Too many would-be real estate agents obsess over the licensing test, then fail in their first two years because they didn’t develop a plan and follow it for success in becoming a real estate agent. They passed the test, but failed to understand the business, to develop a budget and a business plan, or to learn the ropes that aren’t taught or covered in the test.
These are not just tips, but tools to help you to go into the business with a plan in place to be successful. Learning about the pace of the business, the costs of doing business, and getting to the right prospects is critical.
This article prepares you for the others to follow. Here you’ll learn the major points to consider in becoming a real estate agent and starting your business in the right way. Keeping these tips in mind will help you to use the others that follow to set up a plan that you can follow, but even more important, believe in. A realistic start and plan will give you the confidence to go out and make it happen.
Knowing why others have failed, and a large percentage do, will be an important factor in keeping your new real estate business plan on track. Most successful people in any business will tell you that they are successful not only because they studied ways to be successful, but that they also studied the failure of others in order to avoid the same mistakes.
How much are your personal expenses? You need to know, as they go on while you’re trying to kick off your new real estate career. Becoming a real estate agent doesn’t stop the rent, food, clothing and other expenses. Here’s some help in making sure you have a handle on those expenses and a plan to make sure that they’re paid while still allowing you to devote time and budget to your new business. There’s even a spreadsheet at the link that you can download to estimate your personal and business expenses.
Becoming a real estate agent requires that you know your present and future expenses, both personal and business. However, that’s just half the puzzle. What about your income? Sure, it’s sales, and who knows how well you’ll do at first, or how many deals you can get done in your first couple of years? You can develop an income budget just like an expense budget, and you’ll get a spreadsheet and a step by step process to come up with a realistic estimate of what you can expect for income the first year or so.
Now that you’ve gone through the steps for estimating expenses and income, you can develop a budget for your marketing efforts. You probably thought about this in the income funnel approach, as the number of leads you’ll get from direct mail will be based on the number of mailers. So, you know how many you want to mail, and can determine that expense budget item as well as others in this article.
Choosing your first broker to carry your license could be the difference in success and failure when becoming a real estate agent. Making the right choice requires an understanding of your needs, both income and training related. While one broker may seem to be offering more leads with floor time, are you going to get the training you need to do a good job with those leads? Learn in this article how to work toward a decision, including considering both anticipated income and expenses.
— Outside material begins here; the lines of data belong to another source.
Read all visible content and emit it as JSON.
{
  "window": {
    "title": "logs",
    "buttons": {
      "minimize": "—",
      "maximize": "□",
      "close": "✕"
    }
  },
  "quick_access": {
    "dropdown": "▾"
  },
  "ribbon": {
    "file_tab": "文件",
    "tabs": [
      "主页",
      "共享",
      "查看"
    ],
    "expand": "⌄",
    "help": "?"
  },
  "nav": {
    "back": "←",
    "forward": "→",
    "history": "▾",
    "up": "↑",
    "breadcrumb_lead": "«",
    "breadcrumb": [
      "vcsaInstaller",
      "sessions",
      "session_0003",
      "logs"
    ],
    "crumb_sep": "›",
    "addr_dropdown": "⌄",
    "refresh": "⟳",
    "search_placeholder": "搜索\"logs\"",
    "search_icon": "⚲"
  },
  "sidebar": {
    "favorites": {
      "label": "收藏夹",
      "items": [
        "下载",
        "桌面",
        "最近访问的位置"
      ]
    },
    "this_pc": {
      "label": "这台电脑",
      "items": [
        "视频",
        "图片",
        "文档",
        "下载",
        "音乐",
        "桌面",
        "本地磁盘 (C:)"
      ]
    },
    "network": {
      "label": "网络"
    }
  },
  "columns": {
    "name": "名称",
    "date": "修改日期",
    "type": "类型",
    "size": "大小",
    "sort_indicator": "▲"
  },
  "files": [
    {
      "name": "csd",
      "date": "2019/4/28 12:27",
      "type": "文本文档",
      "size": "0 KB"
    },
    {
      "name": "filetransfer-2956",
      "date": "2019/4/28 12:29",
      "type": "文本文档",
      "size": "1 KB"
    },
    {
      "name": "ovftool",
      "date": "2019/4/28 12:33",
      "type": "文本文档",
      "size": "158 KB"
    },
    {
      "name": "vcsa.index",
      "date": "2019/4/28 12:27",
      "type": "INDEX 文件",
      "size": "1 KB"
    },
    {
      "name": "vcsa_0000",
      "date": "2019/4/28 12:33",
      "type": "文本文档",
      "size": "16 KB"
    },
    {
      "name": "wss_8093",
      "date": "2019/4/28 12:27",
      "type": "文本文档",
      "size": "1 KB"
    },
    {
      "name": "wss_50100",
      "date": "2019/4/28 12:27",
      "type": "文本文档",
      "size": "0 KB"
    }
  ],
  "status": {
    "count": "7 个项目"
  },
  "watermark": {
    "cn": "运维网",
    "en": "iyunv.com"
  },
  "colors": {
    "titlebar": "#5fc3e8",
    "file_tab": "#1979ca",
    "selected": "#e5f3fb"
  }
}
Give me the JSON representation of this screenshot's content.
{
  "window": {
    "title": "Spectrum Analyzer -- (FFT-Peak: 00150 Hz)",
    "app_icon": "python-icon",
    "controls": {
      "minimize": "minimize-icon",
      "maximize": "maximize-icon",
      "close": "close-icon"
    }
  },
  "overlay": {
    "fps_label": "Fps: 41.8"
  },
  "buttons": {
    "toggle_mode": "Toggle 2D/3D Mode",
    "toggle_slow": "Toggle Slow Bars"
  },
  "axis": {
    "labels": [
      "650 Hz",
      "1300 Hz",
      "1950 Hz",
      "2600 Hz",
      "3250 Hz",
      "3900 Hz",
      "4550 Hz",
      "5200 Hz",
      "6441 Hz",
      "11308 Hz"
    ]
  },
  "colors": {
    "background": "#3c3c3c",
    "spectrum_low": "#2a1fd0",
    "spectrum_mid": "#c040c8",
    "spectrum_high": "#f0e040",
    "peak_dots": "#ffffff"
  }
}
While “splits” can weigh heavily in your first broker selection, they shouldn’t be the only criteria. Learn here how the money is divided up between all of the parties involved, including franchises. In estimating your income in the spreadsheet provided, you can change the numbers for split percentages to compare results and the impact on your income. Keep in mind that the initial split can get better once you show your broker that you’re going to be a deal generator. So, don’t make your broker decision based only on splits.
In this article you’ll learn proven ways to get a jump on building your “sphere of influence” or prospect database. Many are the old “tried and true” ways others have used to get started. They’re here because they work. Take this step in your business plan seriously, and you will see income sooner, and may be able to go into your income funnel spreadsheet and make positive adjustments.
You just learned about some “tried and true” methods for getting a fast start on building prospects for your new real estate business. But, the new reality of marketing in this business is the Internet and technology. Starting early in planning and building an effective Internet presence will make a huge difference in the long run. Becoming a real estate agent who is highly successful will require the Web.
While it isn’t something you need to do right away, and you may never do it, consider studying your market area in order to specialize in a niche market in the future. Learn in this article some of the most successful niches chosen by others. Congratulations on your decision, and good luck and success in becoming a real estate agent.